Energy stocks are hardly gassed, even after a two-year run
High prices and strong demand for oil have driven energy stocks for two years, but the sector is still not running on empty, says Fidelity’s Matt Fruhan.
- 03/28/2023
The energy sector, which led the U.S. equity market in 2021 and 2022, likely has more gas in its tank, according to Fidelity’s Matt Fruhan, driven by strong demand and high prices for oil, as well as other commodities.
“A decade’s worth of underinvestment has led to a long-term supply/demand imbalance,” says Fruhan, portfolio manager of Fidelity® Large Cap Stock Fund (FLCSX), explaining his rationale for overweighting energy stocks for the past several years.
Fruhan explains that new drilling projects for oil and natural gas have been disincentivized as the world seeks to transition from fossil fuels to green energy. “This shift to green energy is important to preserve the health of the planet,” Fruhan acknowledges, “but it’s expensive and won’t happen overnight. In the meantime, too little is being produced from traditional fossil fuels to keep pace with strong demand.”
The ongoing war in Ukraine has only exacerbated this supply/demand imbalance, Fruhan underscores, while sharply rising interest rates makes it even costlier to finance energy exploration projects.
With commodity prices remaining elevated, Fruhan notes that energy producers are gushing free cash flow.

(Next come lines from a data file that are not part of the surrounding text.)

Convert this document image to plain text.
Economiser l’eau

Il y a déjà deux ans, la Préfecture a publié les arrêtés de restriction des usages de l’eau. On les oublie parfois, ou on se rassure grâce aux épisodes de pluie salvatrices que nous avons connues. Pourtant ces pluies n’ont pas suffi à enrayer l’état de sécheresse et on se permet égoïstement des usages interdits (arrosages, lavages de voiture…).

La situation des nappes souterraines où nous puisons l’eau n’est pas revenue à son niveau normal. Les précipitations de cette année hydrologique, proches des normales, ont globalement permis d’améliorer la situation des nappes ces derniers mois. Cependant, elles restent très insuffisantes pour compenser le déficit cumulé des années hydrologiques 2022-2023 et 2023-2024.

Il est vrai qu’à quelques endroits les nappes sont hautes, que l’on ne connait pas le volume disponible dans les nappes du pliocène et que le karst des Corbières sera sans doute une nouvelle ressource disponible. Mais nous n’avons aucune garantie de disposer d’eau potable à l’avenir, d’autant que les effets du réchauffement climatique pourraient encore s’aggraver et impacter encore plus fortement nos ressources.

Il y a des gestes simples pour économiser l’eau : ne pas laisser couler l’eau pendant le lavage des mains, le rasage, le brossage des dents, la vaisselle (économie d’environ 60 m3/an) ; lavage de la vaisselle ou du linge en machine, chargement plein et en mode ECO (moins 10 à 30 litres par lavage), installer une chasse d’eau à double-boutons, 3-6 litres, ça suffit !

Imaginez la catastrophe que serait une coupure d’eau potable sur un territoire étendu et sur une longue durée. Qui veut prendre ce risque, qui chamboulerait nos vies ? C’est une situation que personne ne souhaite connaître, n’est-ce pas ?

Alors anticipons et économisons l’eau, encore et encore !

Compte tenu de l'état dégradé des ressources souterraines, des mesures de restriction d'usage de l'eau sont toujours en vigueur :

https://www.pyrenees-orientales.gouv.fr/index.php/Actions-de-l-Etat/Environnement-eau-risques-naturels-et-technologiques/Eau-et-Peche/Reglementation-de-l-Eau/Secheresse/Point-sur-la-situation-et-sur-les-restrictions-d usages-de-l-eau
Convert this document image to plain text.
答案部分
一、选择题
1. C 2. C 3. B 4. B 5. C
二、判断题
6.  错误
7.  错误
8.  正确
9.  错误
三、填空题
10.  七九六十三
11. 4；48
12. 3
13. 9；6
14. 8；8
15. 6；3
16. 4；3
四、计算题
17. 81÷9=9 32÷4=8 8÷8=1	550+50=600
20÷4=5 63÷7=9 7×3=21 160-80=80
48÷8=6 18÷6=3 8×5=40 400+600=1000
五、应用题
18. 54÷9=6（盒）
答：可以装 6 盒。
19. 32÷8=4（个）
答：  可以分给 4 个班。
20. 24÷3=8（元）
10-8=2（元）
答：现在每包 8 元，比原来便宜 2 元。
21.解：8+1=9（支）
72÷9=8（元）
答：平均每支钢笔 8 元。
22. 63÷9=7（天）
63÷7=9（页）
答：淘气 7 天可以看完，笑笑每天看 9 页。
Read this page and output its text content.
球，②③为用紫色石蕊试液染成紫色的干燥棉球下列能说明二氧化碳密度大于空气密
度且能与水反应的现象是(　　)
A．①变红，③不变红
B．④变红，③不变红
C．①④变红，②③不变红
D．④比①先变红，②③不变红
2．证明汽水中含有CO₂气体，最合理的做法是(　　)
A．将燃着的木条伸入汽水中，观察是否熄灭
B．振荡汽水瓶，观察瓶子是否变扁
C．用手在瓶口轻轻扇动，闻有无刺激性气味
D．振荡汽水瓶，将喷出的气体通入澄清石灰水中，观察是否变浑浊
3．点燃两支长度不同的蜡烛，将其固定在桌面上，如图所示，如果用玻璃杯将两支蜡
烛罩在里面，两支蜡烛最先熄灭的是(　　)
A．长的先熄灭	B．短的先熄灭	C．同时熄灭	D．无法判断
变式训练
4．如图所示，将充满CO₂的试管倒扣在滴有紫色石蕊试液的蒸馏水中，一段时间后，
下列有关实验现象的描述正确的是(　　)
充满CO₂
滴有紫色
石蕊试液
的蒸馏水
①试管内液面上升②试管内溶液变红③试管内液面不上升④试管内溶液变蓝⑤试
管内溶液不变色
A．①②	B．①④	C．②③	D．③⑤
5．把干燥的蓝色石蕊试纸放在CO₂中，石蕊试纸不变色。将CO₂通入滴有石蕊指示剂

Still, he says, valuations for energy stocks remain reasonable, while the market appears to be debating how long the sector’s recovery can last.
Fruhan believes the answer depends on the duration of the current energy cycle and, of course, the impact of many unknowns. “For example, a recession in the U.S. could lead to a significant decline in demand for energy,” he says. “Yet, on the other hand, if the Chinese economy opens up after several years of COVID-related restrictions, we could see even more demand for energy.”
Energy stocks within the S&P 500® index, the fund’s benchmark, rose 66% in 2022 before consolidating a bit in early 2023. At the end of January, energy represented more than 13% of the fund’s assets and was the largest sector overweight by a wide margin. Major fund holdings and overweights include Exxon Mobil (XOM), Hess (HES), and Cenovus Energy (CVE).
“Exxon Mobil has benefited from its prior foresight in pursuing capital investments when the price of energy and capital costs were low,” concludes Fruhan of the fund’s top holding. “With these proactive moves, Exxon Mobil has shown itself exceptionally well-positioned for a world of high energy prices and interest rates.”